- Date: 10–16 October
- Edition: 16th (men) / 10th (women)
- Location: Moscow, Russia
- Venue: Olympic Stadium

Champions

Men's singles
- Igor Andreev

Women's singles
- Mary Pierce

Men's doubles
- Max Mirnyi / Mikhail Youzhny

Women's doubles
- Lisa Raymond / Samantha Stosur
| Kremlin Cup |

= 2005 Kremlin Cup =

The 2006 Kremlin Cup was a tennis tournament played on indoor carpet courts. It was the 16th edition of the Kremlin Cup, and was part of the International Series of the 2005 ATP Tour, and of the Tier I Series of the 2005 WTA Tour. It took place at the Olympic Stadium in Moscow, Russia, from 10 October through 16 October 2005.

==Finals==

===Men's singles===

RUS Igor Andreev defeated GER Nicolas Kiefer, 5–7, 7–6^{(7–3)}, 6–2
- It was Igor Andreev's 3rd title of the year, and his 3rd overall.

===Women's singles===

FRA Mary Pierce defeated ITA Francesca Schiavone, 6–4, 6–3
- It was Mary Pierce's 2nd title of the year, and her 18th and final career title overall. It was her 2nd Tier I title of the year and her 5th overall.

===Men's doubles===

BLR Max Mirnyi / RUS Mikhail Youzhny defeated RUS Igor Andreev / RUS Nikolay Davydenko, 5–1, 5–1
- It was Mirnyi's 5th title of the year and the 25th of his career.

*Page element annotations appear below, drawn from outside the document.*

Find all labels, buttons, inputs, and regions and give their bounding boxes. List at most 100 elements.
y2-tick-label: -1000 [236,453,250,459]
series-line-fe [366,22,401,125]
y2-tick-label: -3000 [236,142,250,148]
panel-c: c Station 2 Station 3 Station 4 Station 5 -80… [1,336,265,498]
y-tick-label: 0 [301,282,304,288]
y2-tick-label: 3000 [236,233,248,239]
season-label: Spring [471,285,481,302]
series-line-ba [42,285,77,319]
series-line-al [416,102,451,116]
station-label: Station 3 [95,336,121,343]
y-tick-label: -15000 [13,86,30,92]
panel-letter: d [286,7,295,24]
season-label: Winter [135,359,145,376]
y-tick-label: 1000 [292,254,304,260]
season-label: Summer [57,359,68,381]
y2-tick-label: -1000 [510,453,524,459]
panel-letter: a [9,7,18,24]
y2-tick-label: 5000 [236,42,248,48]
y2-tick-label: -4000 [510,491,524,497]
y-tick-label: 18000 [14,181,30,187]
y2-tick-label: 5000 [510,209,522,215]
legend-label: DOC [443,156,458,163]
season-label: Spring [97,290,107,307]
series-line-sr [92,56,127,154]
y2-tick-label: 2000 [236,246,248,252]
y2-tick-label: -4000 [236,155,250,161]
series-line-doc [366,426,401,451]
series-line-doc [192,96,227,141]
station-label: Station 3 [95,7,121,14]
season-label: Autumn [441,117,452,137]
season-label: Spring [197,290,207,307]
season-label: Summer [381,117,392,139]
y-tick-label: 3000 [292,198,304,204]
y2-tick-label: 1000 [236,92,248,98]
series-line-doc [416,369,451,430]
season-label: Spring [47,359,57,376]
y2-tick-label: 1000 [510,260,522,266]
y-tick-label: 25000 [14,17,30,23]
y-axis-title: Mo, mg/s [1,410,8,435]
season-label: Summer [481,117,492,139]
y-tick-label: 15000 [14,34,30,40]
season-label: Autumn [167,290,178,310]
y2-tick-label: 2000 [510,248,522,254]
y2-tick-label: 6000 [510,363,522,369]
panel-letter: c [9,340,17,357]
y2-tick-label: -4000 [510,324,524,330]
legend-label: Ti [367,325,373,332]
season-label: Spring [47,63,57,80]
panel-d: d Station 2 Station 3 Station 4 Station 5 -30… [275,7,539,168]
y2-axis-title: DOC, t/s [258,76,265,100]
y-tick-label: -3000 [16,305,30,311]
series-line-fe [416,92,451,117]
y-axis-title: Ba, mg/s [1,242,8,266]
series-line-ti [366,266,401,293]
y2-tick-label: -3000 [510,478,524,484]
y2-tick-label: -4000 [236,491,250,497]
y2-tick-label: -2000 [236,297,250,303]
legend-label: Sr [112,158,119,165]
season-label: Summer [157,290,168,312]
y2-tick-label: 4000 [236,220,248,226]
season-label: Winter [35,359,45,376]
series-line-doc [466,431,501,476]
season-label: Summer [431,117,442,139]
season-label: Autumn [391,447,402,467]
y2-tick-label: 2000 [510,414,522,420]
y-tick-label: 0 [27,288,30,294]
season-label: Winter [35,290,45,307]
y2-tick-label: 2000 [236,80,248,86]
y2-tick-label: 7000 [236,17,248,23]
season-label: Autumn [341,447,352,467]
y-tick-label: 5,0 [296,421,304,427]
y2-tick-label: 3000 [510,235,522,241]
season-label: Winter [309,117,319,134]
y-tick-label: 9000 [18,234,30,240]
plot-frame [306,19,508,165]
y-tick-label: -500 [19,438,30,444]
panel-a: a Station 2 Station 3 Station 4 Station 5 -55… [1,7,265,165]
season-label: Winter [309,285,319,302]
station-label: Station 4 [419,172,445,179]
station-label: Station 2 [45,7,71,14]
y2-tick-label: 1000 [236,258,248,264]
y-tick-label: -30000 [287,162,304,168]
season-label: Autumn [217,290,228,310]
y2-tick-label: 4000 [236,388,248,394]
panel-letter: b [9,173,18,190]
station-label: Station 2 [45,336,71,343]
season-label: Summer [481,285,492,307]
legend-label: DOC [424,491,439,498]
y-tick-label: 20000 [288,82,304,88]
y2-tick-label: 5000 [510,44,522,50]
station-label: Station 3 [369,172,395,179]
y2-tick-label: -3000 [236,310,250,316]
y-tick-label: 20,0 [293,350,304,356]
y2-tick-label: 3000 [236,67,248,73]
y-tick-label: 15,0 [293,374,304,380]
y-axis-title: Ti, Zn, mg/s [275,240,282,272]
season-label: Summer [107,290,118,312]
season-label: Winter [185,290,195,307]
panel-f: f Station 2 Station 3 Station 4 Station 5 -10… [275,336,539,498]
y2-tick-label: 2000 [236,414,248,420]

It was Youzhny's 1st title of the year and the 1st of his career.

===Women's doubles===

USA Lisa Raymond / AUS Samantha Stosur defeated ZIM Cara Black / AUS Rennae Stubbs, 6–2, 6–4
- It was Raymond's 5th title of the year and the 49th of his career. It was Stosur's 6th title of the year and the 6th of his career.